The William’s Wharf Oyster Company was the original concept of Robin and Billy as way to do several things. After years of chasing the corporate ladder, and having a good climb working for companies such as Microsoft, Oracle and BOSCH, these two decided to come back home to Mathews and do something different. Oyster farming is playing a large part in the cleanup efforts of the Chesapeake Bay. Chesapeake is actually the Algonquin Indian word for shellfish. In pre-colonial times, oyster reefs and grounds in the Chesapeake were so large and plentiful that they were charted as navigational hazards for ships. Each oyster can filter about 60 gallons of water per day. It is estimated that when the Europeans first arrived in the bay to colonize the Americas at Jamestown, the entire bay could be filtered by oysters in 3.3 days. Today’s oyster population takes 325 days to do the same thing. By the 1880’s, approximately 50% of all the worlds oysters were supplied by the Chesapeake Bay. William’s Wharf Oyster Company wants to help with the clean up and restoration of our vital natural resource, and through its efforts help bring the oyster of the Chesapeake back to worldwide prominence in a way that is sustainable for generations to come.
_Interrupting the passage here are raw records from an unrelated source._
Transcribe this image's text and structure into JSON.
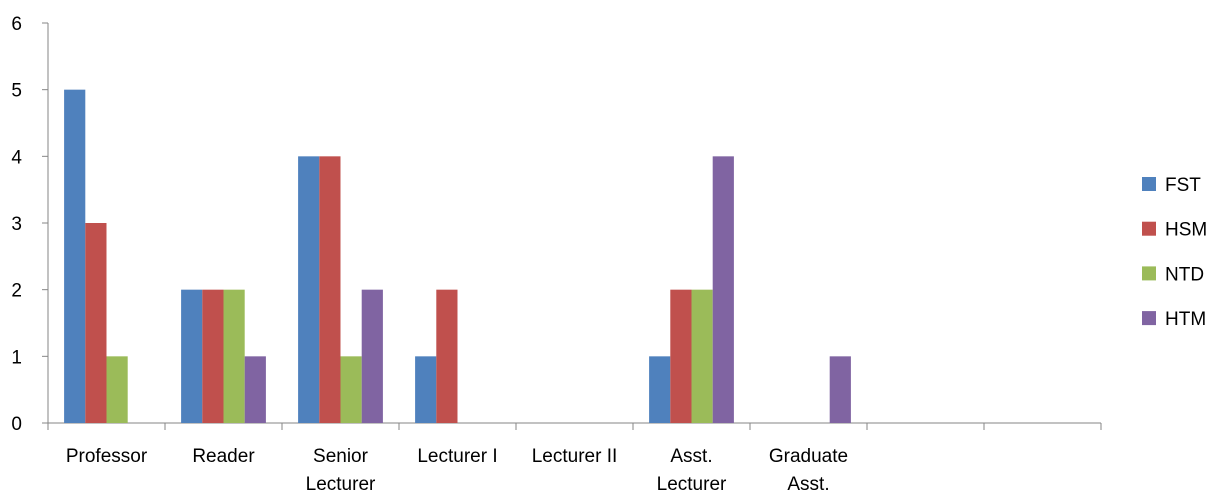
{
  "chart_data": {
    "type": "bar",
    "title": "",
    "xlabel": "",
    "ylabel": "",
    "ylim": [
      0,
      6
    ],
    "yticks": [
      0,
      1,
      2,
      3,
      4,
      5,
      6
    ],
    "grid": false,
    "legend_position": "right",
    "categories": [
      [
        "Professor"
      ],
      [
        "Reader"
      ],
      [
        "Senior",
        "Lecturer"
      ],
      [
        "Lecturer I"
      ],
      [
        "Lecturer II"
      ],
      [
        "Asst.",
        "Lecturer"
      ],
      [
        "Graduate",
        "Asst."
      ],
      [
        ""
      ],
      [
        ""
      ]
    ],
    "series": [
      {
        "name": "FST",
        "color": "#4F81BD",
        "values": [
          5,
          2,
          4,
          1,
          0,
          1,
          0,
          0,
          0
        ]
      },
      {
        "name": "HSM",
        "color": "#C0504D",
        "values": [
          3,
          2,
          4,
          2,
          0,
          2,
          0,
          0,
          0
        ]
      },
      {
        "name": "NTD",
        "color": "#9BBB59",
        "values": [
          1,
          2,
          1,
          0,
          0,
          2,
          0,
          0,
          0
        ]
      },
      {
        "name": "HTM",
        "color": "#8064A2",
        "values": [
          0,
          1,
          2,
          0,
          0,
          4,
          1,
          0,
          0
        ]
      }
    ]
  }
}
William’s Wharf Oyster Company is committed to working with the environmental needs of the bay, as well to providing the best oysters you can get, anywhere, bar none. Our product is sorted for size and cup depth several times per month. Mechanical tumbling technology is used to uniformly maintain a new growth pattern that will yield the best cup depth, and richest oyster taste possible, while still allowing the oyster to grow uniquely. This ensures that anyone sampling our oysters will see uniformity in taste an general size, yet still yielding each product in a unique shape and color to be visually pleasing and as close to a “Wild” appearance as possible.